Le migliorie si vedono soprattutto nella gestione delle app dal nuovo menù start, dai moltissimi elementi ridisegnati, dalla totale capacità del sistema operativo di essere responsive e, come indicato nel titolo del post, dalla presenza del nuovo browser. Uno degli elementi che ho trovato più utile è la presenza di Cortana, l’assistente vocale di Windows Phone, che può essere richiamata in qualsiasi momento con un semplice: Ehi Cortana!! Non sono riuscito a reperire in rete informazioni adeguate ma pare la più grande delusione di El Capitan sia proprio questa, la non introduzione di Siri, l’assistente vocale già presente in IOS. E’ anche vero che siamo in piena fase beta quindi la speranza è l’ultima a morire ma forse allo stato attuale delle cose sarebbe il caso di provvedere.

La scelta meno gradita di Windows 10 è invece l’imposizione di Edge come browser predefinito una volta fatto l’aggiornamento da 7, 8 e 8.1, scelta ampiamente criticata soprattutto dal CEO di Mozilla. E’ possibile modificare le impostazioni? A quanto pare si ma il procedimento risulta decisamente molto più complicato di prima tanto che quelli di Firefox hanno pubblicato una mini guida per risolvere il problema.

Una cosa che invece ho trovato molto utile in Edge è la possibilità di passare in modalità sola lettura mentre sto, per esempio, visualizzando una pagina piena di spot o immagini che mi distraggono oltre al poter scrivere delle note direttamente sul browser e poter così salvare degli screenshot promemoria evidenziando parole, copiando, tagliando e via dicendo. Non male come soluzione.

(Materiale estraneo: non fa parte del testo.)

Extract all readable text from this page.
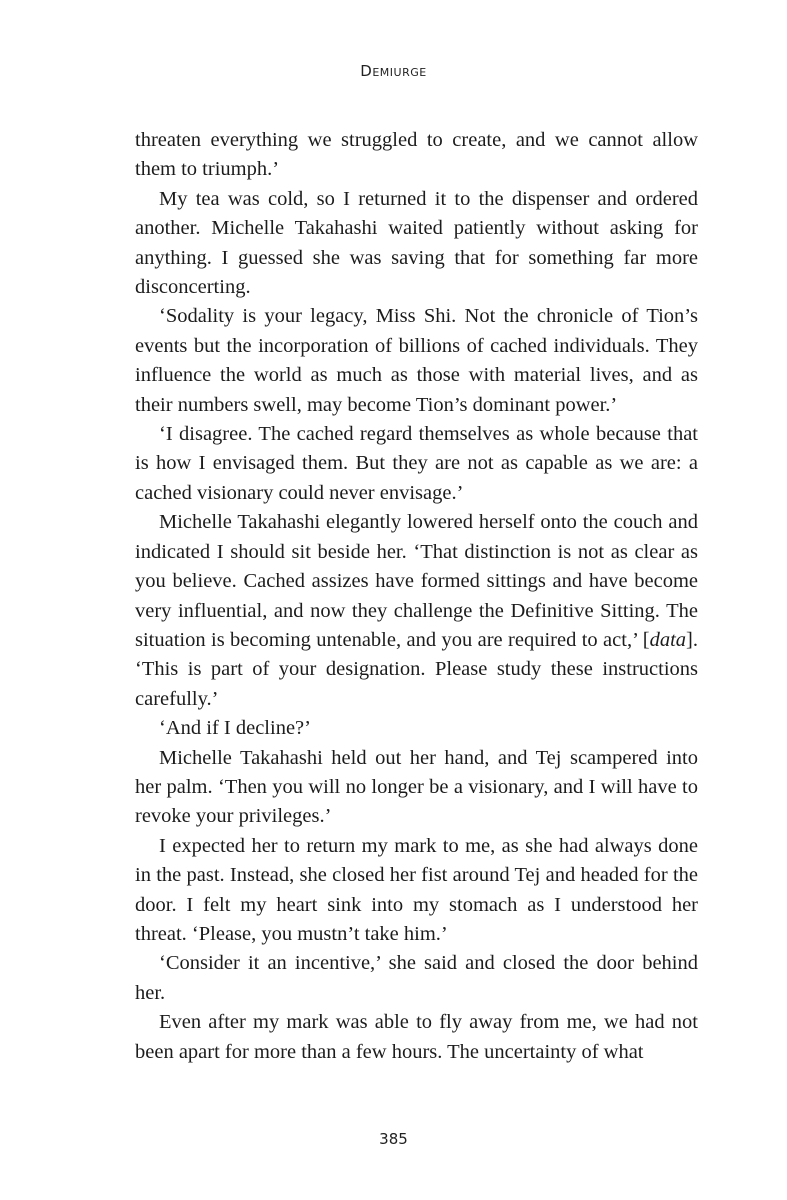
Demiurge

threaten everything we struggled to create, and we cannot allow them to triumph.’

My tea was cold, so I returned it to the dispenser and ordered another. Michelle Takahashi waited patiently without asking for anything. I guessed she was saving that for something far more disconcerting.

‘Sodality is your legacy, Miss Shi. Not the chronicle of Tion’s events but the incorporation of billions of cached individuals. They influence the world as much as those with material lives, and as their numbers swell, may become Tion’s dominant power.’

‘I disagree. The cached regard themselves as whole because that is how I envisaged them. But they are not as capable as we are: a cached visionary could never envisage.’

Michelle Takahashi elegantly lowered herself onto the couch and indicated I should sit beside her. ‘That distinction is not as clear as you believe. Cached assizes have formed sittings and have become very influential, and now they challenge the Definitive Sitting. The situation is becoming untenable, and you are required to act,’ [data]. ‘This is part of your designation. Please study these instructions carefully.’

‘And if I decline?’

Michelle Takahashi held out her hand, and Tej scampered into her palm. ‘Then you will no longer be a visionary, and I will have to revoke your privileges.’

I expected her to return my mark to me, as she had always done in the past. Instead, she closed her fist around Tej and headed for the door. I felt my heart sink into my stomach as I understood her threat. ‘Please, you mustn’t take him.’

‘Consider it an incentive,’ she said and closed the door behind her.

Even after my mark was able to fly away from me, we had not been apart for more than a few hours. The uncertainty of what

385
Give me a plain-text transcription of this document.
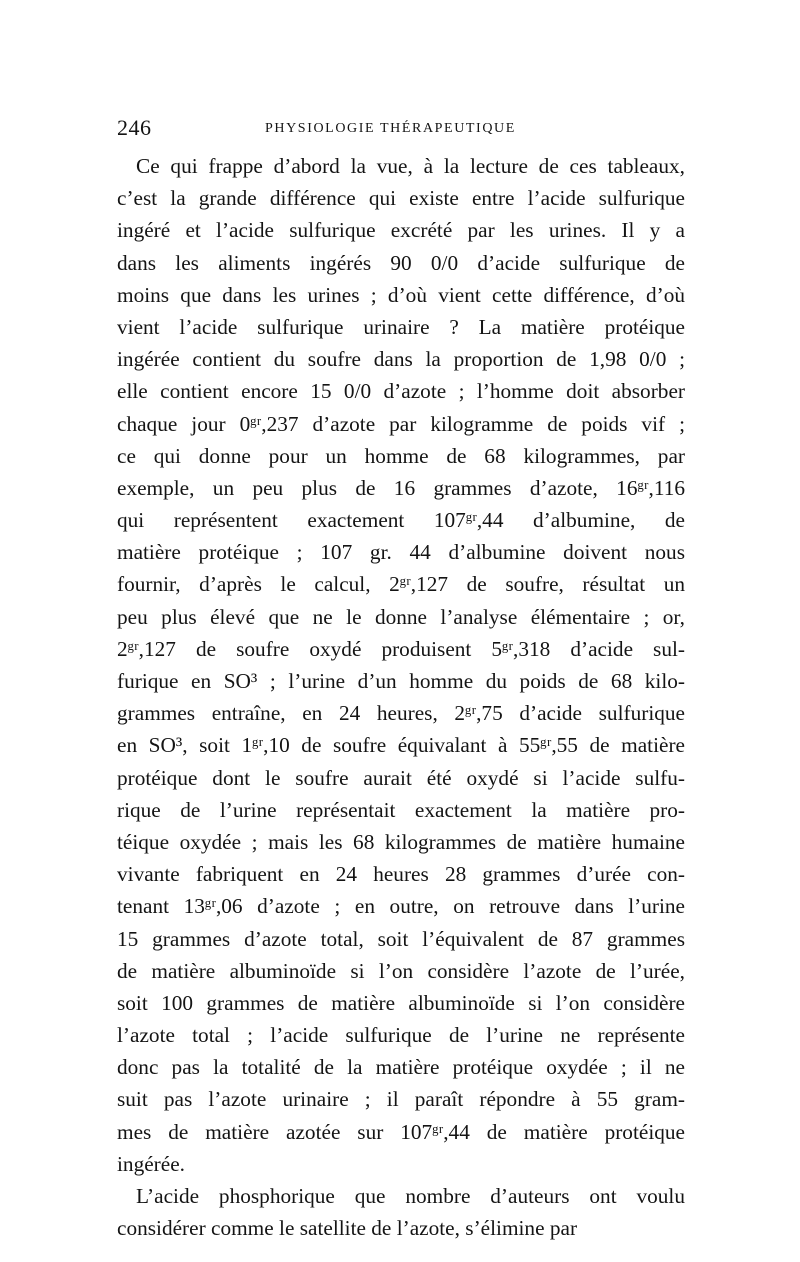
246	PHYSIOLOGIE THÉRAPEUTIQUE
Ce qui frappe d’abord la vue, à la lecture de ces tableaux,
c’est la grande différence qui existe entre l’acide sulfurique
ingéré et l’acide sulfurique excrété par les urines. Il y a
dans les aliments ingérés 90 0/0 d’acide sulfurique de
moins que dans les urines ; d’où vient cette différence, d’où
vient l’acide sulfurique urinaire ? La matière protéique
ingérée contient du soufre dans la proportion de 1,98 0/0 ;
elle contient encore 15 0/0 d’azote ; l’homme doit absorber
chaque jour 0ᵍʳ,237 d’azote par kilogramme de poids vif ;
ce qui donne pour un homme de 68 kilogrammes, par
exemple, un peu plus de 16 grammes d’azote, 16ᵍʳ,116
qui représentent exactement 107ᵍʳ,44 d’albumine, de
matière protéique ; 107 gr. 44 d’albumine doivent nous
fournir, d’après le calcul, 2ᵍʳ,127 de soufre, résultat un
peu plus élevé que ne le donne l’analyse élémentaire ; or,
2ᵍʳ,127 de soufre oxydé produisent 5ᵍʳ,318 d’acide sul-
furique en SO³ ; l’urine d’un homme du poids de 68 kilo-
grammes entraîne, en 24 heures, 2ᵍʳ,75 d’acide sulfurique
en SO³, soit 1ᵍʳ,10 de soufre équivalant à 55ᵍʳ,55 de matière
protéique dont le soufre aurait été oxydé si l’acide sulfu-
rique de l’urine représentait exactement la matière pro-
téique oxydée ; mais les 68 kilogrammes de matière humaine
vivante fabriquent en 24 heures 28 grammes d’urée con-
tenant 13ᵍʳ,06 d’azote ; en outre, on retrouve dans l’urine
15 grammes d’azote total, soit l’équivalent de 87 grammes
de matière albuminoïde si l’on considère l’azote de l’urée,
soit 100 grammes de matière albuminoïde si l’on considère
l’azote total ; l’acide sulfurique de l’urine ne représente
donc pas la totalité de la matière protéique oxydée ; il ne
suit pas l’azote urinaire ; il paraît répondre à 55 gram-
mes de matière azotée sur 107ᵍʳ,44 de matière protéique
ingérée.
L’acide phosphorique que nombre d’auteurs ont voulu
considérer comme le satellite de l’azote, s’élimine par
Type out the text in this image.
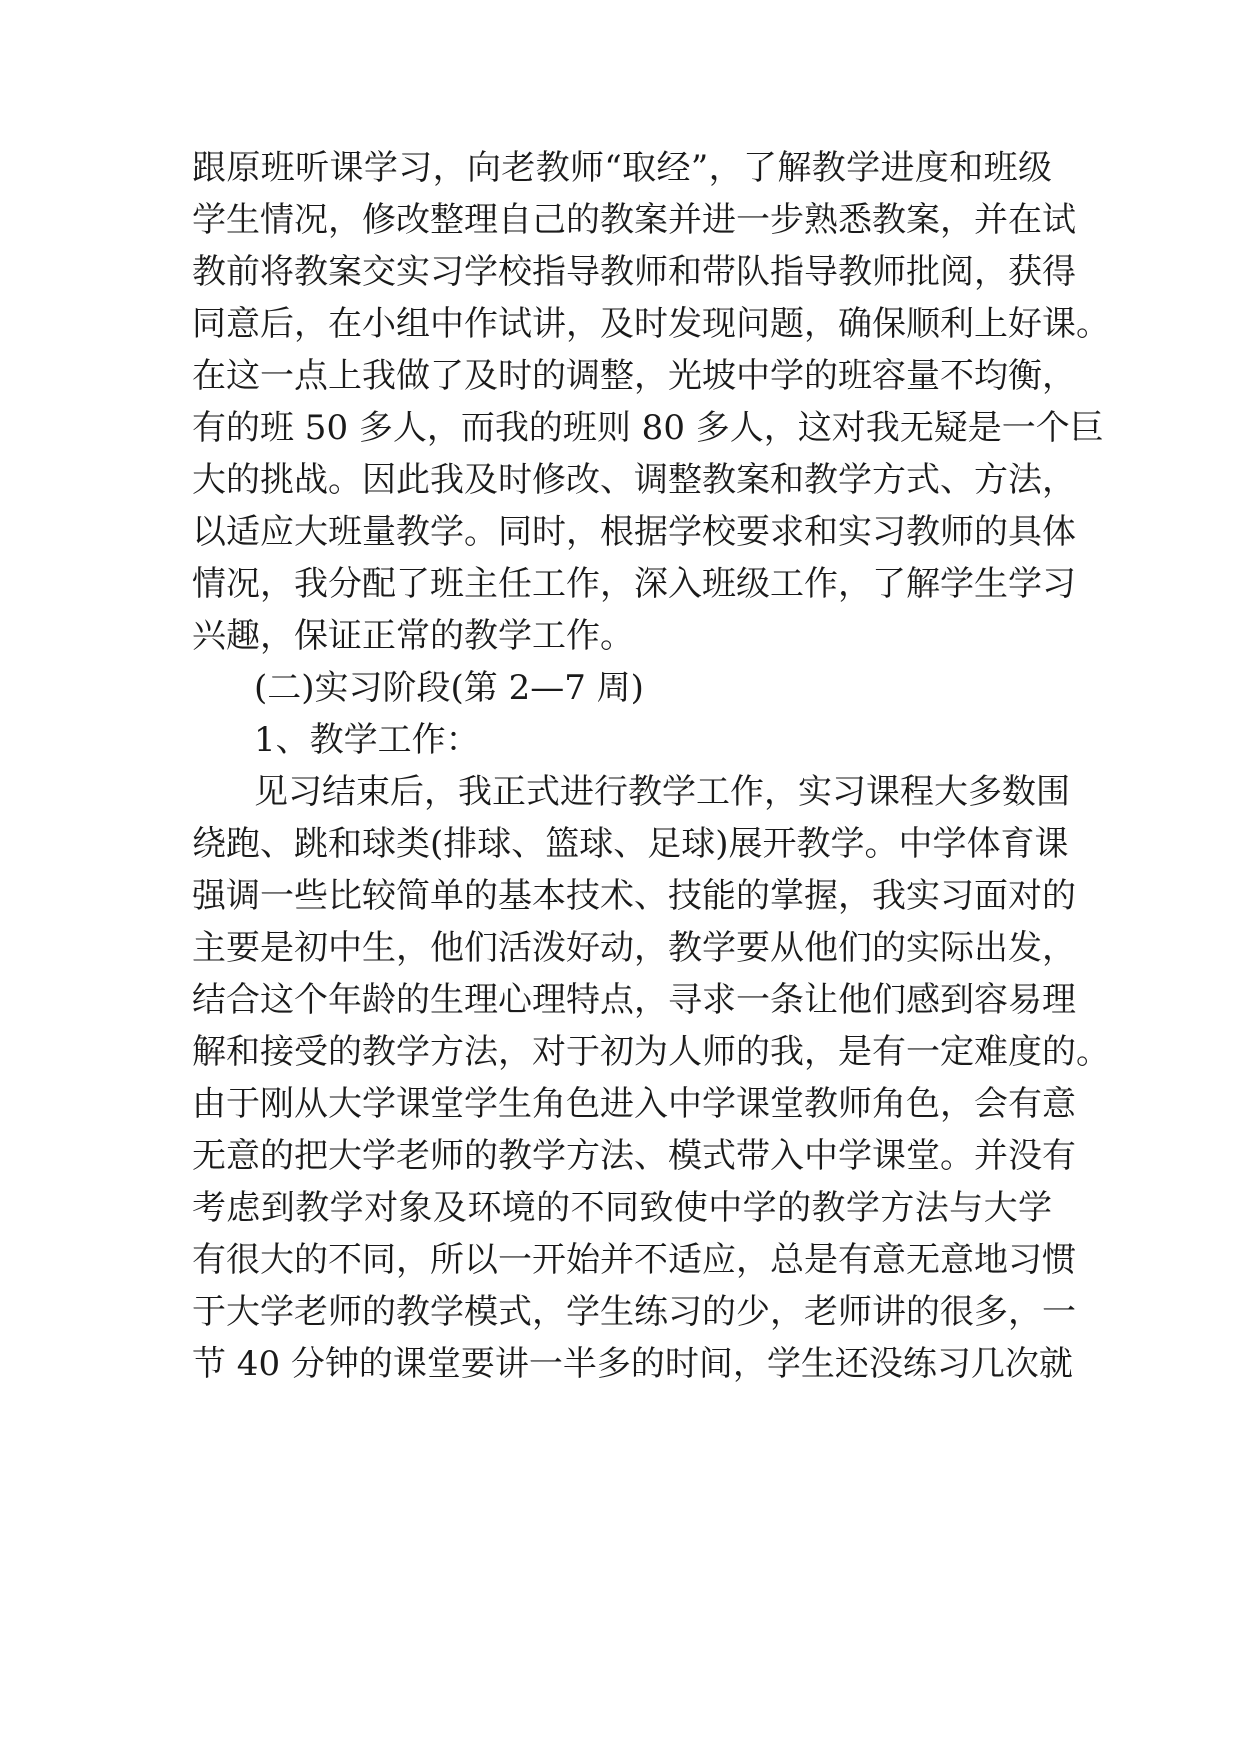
跟原班听课学习，向老教师“取经”，了解教学进度和班级
学生情况，修改整理自己的教案并进一步熟悉教案，并在试
教前将教案交实习学校指导教师和带队指导教师批阅，获得
同意后，在小组中作试讲，及时发现问题，确保顺利上好课。
在这一点上我做了及时的调整，光坡中学的班容量不均衡，
有的班 50 多人，而我的班则 80 多人，这对我无疑是一个巨
大的挑战。因此我及时修改、调整教案和教学方式、方法，
以适应大班量教学。同时，根据学校要求和实习教师的具体
情况，我分配了班主任工作，深入班级工作，了解学生学习
兴趣，保证正常的教学工作。
(二)实习阶段(第 2—7 周)
1、教学工作：
见习结束后，我正式进行教学工作，实习课程大多数围
绕跑、跳和球类(排球、篮球、足球)展开教学。中学体育课
强调一些比较简单的基本技术、技能的掌握，我实习面对的
主要是初中生，他们活泼好动，教学要从他们的实际出发，
结合这个年龄的生理心理特点，寻求一条让他们感到容易理
解和接受的教学方法，对于初为人师的我，是有一定难度的。
由于刚从大学课堂学生角色进入中学课堂教师角色，会有意
无意的把大学老师的教学方法、模式带入中学课堂。并没有
考虑到教学对象及环境的不同致使中学的教学方法与大学
有很大的不同，所以一开始并不适应，总是有意无意地习惯
于大学老师的教学模式，学生练习的少，老师讲的很多，一
节 40 分钟的课堂要讲一半多的时间，学生还没练习几次就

Cosa non mi piace? La grafica, lo stile, il pensiero visivo di Microsoft che non è più nelle mie corde, e questo vale sia per il sistema operativo che per il browser. Lo stile Apple è un’altra cosa, sembra sempre tutto un capolavoro di design e questo per me almeno vale molto. Sul piano della funzionalità ognuno poi è soggettivamente più propenso a un metodo di lavoro e devo dire che stavolta Microsoft potrebbe aver fatto di nuovo centro dopo il fiasco assoluto di 8 e 8.1 (almeno per quanto mi riguarda). L’impressione è che Microsoft, cosa comunque non nuova nella sua storia, abbia pescato a piene mani dalle intuizioni dei progetti Apple degli ultimi anni giocando un po’ di più del solito in favore dell’usabilità. Se sarà stata una mossa vincente lo sapremo presto ma di sicuro Windows 10 darà parecchio filo da torcere al mercato OS X.